Déjame creer en paz

Soy irracional, qué le vamos a hacer.

No quiero tener una mente cuadriculada y racional que me haga creer sólo en lo que veo.  No necesito pruebas de muchas cosas como de que mi color favorito es el negro.

Es justo al revés, como irracionalmente sé que mi color favorito es el negro entonces me compro ropa en este color. Lógica aristotélica que los doctos parece que no estudiaron.

Quiero ser irracional y quiero que me dejen creer en paz. En lo que yo quiera, sin que me juzguen ni me miren mal. Quiero que me dejen vivir “my way” que diria Sinatra o “Mi Vida es Mia” que cantaría Sal Marina.

No quiero convencerte y no quiero que me convenzas. Si tu eres feliz con tu vida, ¿por qué no puedo serlo yo con la mía?

Das por supuesto que necesito que me saquen de mi error porque soy inculta…tampoco tengo que hablarte de mi curriculum pero si algo he hecho en mi vida es leer y oye, he leído a muchos ateos.

Das por supuesto que eres un ser superior y que tu supremacía te da el derecho a decirme o mejor, a imponerme, en qué debo creer…esto es el 1984 de Orwell por lo que veo.

Criticas mis expresiones externas cuando yo respeto a todas las que haya. Me da igual que sean de deportes, de música, de política…tu ocupas el espacio igual que yo y, aunque tu altivez no te deje verlo, molestas igual que yo.

Pero de verdad, déjame en paz. No necesito tus sermones racionales. Necesito sentir un consuelo cuando me encuentro sola, hablar con algo que, para empezar, no me intente imponer su opinión y no, tampoco quiero tu ayuda, para eso tengo amigos. Necesito sentir que hay algo más porque si no es así, de verdad, no vale de nada todo lo que hacemos en la vida.

Creo en Dios, ¿y qué? ¿Te hago daño? ¿Necesitas que yo sea de otra forma? Porque a mi, si me caes bien, no necesito cambiarte, simplemente con no hablar de ello, podemos pasar un día magnífico.
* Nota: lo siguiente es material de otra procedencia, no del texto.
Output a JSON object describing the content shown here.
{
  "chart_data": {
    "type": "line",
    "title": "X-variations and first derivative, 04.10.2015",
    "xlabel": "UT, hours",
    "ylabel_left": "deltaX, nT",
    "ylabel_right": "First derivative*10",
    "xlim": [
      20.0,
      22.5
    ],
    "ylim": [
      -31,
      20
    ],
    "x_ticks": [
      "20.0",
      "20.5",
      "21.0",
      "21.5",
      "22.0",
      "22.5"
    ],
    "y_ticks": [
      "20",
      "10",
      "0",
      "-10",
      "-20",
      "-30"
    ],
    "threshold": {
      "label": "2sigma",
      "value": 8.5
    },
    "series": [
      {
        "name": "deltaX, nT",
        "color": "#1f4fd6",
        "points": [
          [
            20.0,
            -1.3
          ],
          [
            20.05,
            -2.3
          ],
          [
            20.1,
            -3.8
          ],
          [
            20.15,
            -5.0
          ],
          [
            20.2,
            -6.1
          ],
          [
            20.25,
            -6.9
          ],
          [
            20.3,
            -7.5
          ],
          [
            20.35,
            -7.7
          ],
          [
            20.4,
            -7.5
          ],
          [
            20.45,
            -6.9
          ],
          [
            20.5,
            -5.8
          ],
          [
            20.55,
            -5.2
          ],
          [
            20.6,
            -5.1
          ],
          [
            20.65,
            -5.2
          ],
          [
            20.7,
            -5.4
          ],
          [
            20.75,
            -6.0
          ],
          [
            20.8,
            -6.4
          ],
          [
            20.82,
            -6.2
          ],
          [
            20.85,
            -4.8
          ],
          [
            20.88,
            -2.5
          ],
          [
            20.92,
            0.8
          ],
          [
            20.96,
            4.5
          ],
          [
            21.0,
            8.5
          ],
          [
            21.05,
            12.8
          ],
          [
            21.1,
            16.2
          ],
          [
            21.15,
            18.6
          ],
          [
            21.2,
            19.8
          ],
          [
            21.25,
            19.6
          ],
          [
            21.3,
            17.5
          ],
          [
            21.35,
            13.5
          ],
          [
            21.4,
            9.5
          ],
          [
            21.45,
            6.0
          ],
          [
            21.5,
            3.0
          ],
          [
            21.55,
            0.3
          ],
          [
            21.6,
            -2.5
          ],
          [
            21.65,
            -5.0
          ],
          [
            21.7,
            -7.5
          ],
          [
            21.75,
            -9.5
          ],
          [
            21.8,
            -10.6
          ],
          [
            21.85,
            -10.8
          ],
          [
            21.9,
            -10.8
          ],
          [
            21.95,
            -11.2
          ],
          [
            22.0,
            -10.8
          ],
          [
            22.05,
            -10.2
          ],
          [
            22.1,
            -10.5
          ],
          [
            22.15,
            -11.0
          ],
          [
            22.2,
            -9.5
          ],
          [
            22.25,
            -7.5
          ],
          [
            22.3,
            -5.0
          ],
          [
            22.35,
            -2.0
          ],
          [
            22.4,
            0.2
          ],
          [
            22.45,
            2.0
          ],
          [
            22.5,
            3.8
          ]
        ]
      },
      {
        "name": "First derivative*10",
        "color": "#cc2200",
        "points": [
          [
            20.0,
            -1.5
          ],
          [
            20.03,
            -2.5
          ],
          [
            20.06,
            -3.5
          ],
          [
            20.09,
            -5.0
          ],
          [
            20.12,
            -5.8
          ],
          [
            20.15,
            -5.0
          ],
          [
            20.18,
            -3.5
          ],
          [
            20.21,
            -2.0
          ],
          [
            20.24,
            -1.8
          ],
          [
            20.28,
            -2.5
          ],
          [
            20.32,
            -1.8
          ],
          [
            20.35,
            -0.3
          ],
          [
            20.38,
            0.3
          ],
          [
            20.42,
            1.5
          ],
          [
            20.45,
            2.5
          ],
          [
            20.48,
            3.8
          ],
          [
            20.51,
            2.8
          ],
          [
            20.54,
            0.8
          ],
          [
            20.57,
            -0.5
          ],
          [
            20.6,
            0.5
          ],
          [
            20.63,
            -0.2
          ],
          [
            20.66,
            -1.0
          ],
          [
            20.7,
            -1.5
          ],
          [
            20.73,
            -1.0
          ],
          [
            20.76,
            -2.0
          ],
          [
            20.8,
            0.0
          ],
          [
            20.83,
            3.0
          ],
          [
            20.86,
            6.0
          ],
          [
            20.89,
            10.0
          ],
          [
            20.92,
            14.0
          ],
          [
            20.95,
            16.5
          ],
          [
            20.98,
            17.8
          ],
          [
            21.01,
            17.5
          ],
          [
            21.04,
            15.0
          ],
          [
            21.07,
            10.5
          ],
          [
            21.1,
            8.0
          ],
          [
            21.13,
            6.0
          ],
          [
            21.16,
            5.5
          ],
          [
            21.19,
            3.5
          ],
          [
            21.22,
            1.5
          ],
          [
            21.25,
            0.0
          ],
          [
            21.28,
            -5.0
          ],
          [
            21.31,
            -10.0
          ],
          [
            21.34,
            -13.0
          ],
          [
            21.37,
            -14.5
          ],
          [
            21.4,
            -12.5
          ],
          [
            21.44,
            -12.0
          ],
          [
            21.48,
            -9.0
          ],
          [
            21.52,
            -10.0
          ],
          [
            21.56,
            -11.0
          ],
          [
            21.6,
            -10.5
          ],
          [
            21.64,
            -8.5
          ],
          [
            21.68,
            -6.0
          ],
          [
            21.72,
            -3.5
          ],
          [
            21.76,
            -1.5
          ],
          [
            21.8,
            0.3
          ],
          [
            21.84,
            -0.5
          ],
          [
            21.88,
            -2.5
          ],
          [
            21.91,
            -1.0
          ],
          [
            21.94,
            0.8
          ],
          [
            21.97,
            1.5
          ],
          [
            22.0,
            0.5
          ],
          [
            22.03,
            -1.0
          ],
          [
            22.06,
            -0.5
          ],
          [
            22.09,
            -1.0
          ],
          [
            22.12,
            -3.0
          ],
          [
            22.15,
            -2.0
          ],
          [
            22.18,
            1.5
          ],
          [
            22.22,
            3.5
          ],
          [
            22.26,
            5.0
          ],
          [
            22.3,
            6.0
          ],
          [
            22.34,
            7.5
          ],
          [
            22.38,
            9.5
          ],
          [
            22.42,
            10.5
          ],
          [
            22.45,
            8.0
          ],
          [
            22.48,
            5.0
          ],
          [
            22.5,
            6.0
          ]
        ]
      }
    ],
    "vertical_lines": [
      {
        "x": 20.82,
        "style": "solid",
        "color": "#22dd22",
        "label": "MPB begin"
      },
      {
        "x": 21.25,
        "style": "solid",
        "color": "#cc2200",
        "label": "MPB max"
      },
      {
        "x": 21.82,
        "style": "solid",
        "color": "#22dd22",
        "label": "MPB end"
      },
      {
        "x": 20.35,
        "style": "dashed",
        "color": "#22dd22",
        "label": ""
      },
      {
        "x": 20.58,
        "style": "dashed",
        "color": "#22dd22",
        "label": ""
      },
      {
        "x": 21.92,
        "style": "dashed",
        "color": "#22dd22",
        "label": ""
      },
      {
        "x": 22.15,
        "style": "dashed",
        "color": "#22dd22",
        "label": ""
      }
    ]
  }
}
Y, tranquilo, no te voy a obligar a rezar el rosario ni a venir a misa, para eso no necesito a nadie.

No me importa si crees, si no crees o en qué crees…si estoy a tu lado es porque mereces la pena con o sin Dios. Tampoco me importa a quien votas, ¿eres buena persona? Entonces todo irá bien.

Me vas a hablar de los errores de la Iglesia, lo sé, conozco tus charletas. Pero mira, esos fallos también los veo yo y desde mi posición, intento que eso cambie. Justo como si fuera un gobierno o como mi propia vida. No, ser creyente no me hace ser ciega y no crítica.

Déjame estar orgullosa de mis raíces, de mis tradiciones y de mis creencias, las tuyas me dan igual.

Seguro que esperas que te tache de hijo de puta y que me enfrente a ti para que puedas seguir vomitando tu racionalidad, que así lo llamas, aunque yo creo que es simplemente odio por todo y por todos los que no son y piensan como tú.

Y de que me dejes ser andaluza, mejor hablamos otro día.